Tuesday, April 3, 2012

Non-nullable value type error

The Problem
Working with XNA to develop a game for Windows Phone 7, I came across this issue of non-nullable values. What I was trying to do was simple. Given the coordinates of a touch position x and y, give me the color of the object at that position if any. Otherwise, return null.


        public Color getObjectColorAtPosition(float x, float y)
        {
            for every object in the list of objects:
                if there is a match with x and y
                    return the color of the object

             //since we did not find any match to the given x and y
             return null;
        }

But it didn't like it and I got the following error:
"Cannot convert null to 'Microsoft.Xna.Framework.Color' because it is a non-nullable value type"

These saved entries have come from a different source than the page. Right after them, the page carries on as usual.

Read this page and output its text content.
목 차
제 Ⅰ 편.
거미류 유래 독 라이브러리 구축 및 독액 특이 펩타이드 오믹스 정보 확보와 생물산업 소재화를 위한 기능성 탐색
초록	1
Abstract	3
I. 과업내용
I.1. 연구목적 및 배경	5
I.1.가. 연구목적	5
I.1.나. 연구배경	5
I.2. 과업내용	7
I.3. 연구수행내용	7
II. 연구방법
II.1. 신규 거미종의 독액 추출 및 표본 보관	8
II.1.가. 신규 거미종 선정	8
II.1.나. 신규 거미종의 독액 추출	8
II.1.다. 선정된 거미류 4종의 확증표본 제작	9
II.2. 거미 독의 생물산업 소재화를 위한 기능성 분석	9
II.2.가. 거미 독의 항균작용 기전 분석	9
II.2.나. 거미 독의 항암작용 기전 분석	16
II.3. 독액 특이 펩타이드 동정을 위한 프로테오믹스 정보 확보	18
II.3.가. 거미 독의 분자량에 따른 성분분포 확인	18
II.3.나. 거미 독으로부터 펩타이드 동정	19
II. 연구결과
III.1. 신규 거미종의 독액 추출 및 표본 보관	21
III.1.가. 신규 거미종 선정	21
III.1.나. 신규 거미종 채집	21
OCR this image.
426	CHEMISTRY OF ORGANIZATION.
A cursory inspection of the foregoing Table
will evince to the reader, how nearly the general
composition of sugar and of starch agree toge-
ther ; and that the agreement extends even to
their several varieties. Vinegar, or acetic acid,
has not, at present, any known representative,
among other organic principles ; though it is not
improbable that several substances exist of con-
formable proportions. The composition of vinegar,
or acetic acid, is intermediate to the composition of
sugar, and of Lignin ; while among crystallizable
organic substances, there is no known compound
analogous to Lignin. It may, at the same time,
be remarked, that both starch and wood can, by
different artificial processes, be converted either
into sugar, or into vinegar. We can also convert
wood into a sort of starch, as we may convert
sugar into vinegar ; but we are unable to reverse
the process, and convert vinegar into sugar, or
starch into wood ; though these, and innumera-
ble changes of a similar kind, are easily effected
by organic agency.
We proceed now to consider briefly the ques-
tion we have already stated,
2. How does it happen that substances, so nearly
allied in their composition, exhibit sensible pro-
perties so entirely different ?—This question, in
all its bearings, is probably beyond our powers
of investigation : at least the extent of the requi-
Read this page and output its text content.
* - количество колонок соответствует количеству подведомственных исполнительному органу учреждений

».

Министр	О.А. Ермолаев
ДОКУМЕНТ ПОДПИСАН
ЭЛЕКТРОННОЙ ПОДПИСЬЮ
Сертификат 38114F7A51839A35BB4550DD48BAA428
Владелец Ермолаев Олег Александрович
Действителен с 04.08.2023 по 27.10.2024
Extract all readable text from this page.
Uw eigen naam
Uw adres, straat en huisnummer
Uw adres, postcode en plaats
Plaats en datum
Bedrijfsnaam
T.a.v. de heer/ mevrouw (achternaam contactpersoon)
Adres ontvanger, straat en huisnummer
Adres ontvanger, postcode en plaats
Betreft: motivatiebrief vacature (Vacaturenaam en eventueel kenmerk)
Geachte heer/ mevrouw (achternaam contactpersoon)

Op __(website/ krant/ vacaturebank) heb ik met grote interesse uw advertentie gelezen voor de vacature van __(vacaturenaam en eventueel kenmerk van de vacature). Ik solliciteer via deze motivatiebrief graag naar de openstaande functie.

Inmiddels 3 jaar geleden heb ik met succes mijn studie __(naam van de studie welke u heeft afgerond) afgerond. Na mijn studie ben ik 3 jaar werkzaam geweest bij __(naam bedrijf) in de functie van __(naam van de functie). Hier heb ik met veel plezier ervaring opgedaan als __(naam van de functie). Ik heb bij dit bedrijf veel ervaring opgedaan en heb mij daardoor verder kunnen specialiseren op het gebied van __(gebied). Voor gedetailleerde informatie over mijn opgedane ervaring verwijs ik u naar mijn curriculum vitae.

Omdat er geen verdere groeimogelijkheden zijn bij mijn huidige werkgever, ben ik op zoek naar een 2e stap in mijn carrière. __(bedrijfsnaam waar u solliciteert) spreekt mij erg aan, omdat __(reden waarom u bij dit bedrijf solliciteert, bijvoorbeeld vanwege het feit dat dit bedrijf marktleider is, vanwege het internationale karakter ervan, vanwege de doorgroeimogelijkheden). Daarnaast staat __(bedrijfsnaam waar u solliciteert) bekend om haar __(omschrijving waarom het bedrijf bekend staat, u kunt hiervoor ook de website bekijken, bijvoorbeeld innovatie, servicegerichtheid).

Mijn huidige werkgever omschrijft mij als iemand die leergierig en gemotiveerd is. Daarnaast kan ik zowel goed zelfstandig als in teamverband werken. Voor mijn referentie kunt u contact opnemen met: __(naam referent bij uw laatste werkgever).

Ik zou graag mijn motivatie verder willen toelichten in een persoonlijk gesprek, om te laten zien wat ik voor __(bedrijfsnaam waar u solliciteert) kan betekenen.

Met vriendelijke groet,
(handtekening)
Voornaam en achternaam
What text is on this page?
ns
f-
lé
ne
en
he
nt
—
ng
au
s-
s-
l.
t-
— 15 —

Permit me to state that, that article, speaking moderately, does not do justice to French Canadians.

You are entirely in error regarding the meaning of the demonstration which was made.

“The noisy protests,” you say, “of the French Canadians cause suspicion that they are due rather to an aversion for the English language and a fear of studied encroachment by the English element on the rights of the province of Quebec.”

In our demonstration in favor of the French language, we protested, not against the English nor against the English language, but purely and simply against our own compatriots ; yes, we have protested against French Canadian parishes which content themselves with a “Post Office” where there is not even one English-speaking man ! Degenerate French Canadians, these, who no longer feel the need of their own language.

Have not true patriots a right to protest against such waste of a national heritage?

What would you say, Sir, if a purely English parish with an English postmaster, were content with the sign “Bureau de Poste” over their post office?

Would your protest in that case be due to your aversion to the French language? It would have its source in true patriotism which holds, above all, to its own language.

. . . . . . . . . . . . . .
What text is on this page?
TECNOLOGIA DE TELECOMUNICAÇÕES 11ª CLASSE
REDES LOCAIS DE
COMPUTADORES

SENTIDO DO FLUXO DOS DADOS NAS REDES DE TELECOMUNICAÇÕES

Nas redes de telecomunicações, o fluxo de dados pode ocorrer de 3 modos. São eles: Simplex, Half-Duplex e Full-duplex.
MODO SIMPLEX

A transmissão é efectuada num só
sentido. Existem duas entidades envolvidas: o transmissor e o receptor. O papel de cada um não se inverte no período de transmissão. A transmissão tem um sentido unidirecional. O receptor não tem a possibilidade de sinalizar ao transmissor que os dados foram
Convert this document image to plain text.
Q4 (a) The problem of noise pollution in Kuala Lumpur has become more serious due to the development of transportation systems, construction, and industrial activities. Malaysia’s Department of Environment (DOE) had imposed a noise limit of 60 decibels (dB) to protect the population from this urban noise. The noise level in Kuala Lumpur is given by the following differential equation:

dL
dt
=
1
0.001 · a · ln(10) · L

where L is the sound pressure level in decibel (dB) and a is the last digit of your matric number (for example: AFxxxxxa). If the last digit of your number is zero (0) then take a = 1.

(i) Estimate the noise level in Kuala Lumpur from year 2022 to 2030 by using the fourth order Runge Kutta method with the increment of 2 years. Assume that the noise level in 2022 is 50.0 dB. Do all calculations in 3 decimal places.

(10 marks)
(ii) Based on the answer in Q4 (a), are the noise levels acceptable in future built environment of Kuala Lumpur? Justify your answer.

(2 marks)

You will get a similar error if you try to nullify Vector2,  GestureSample, TouchCollection, and of course many other types. For example, you will get a similar error if you try to do:

Vector2 vector = null; 

The Solution
To state the obvious, you need to change the non-nullable type into a nullable one. And this is how you do it:


        public Color? getObjectColorAtPosition(float x, float y)
        {
            for every object in the list of objects:
                if there is a match with x and y
                    return the color of the object

             //since we did not find any match to the given x and y
             return null;
        }

Nothing changed except the question mark next to the return type of the function. In a similar way you can declare Vector2 as:


Vector2? vector = null; 


But then if you want to access the content of the Vector2? object, you will have to do it through the Value field:

vector.Value.X = 4;
vector.Value.Y = 2;

Essentially what you are doing here is wrapping the non-nullable type within a nullable one. The longer method of doing this is by creating a Nullable instance:

Nullable<Vector2> vector = null;

Why is this happening in the first place? 
Well.. Ask Microsoft. But here is a quick glimpse. Some language developers think it is a better practice to not allow null as a sentinel value for struct objects or even class instances. This way, the object can be used anywhere in your program without having to verify that it is not null.

Others, including me, think that this is not something the language has to concern itself with. Leave it up to the developer to decide how to deal with null values. Or at least make it the other way around so that the developer has to specify (with a question mark) if an object should be non-nullable.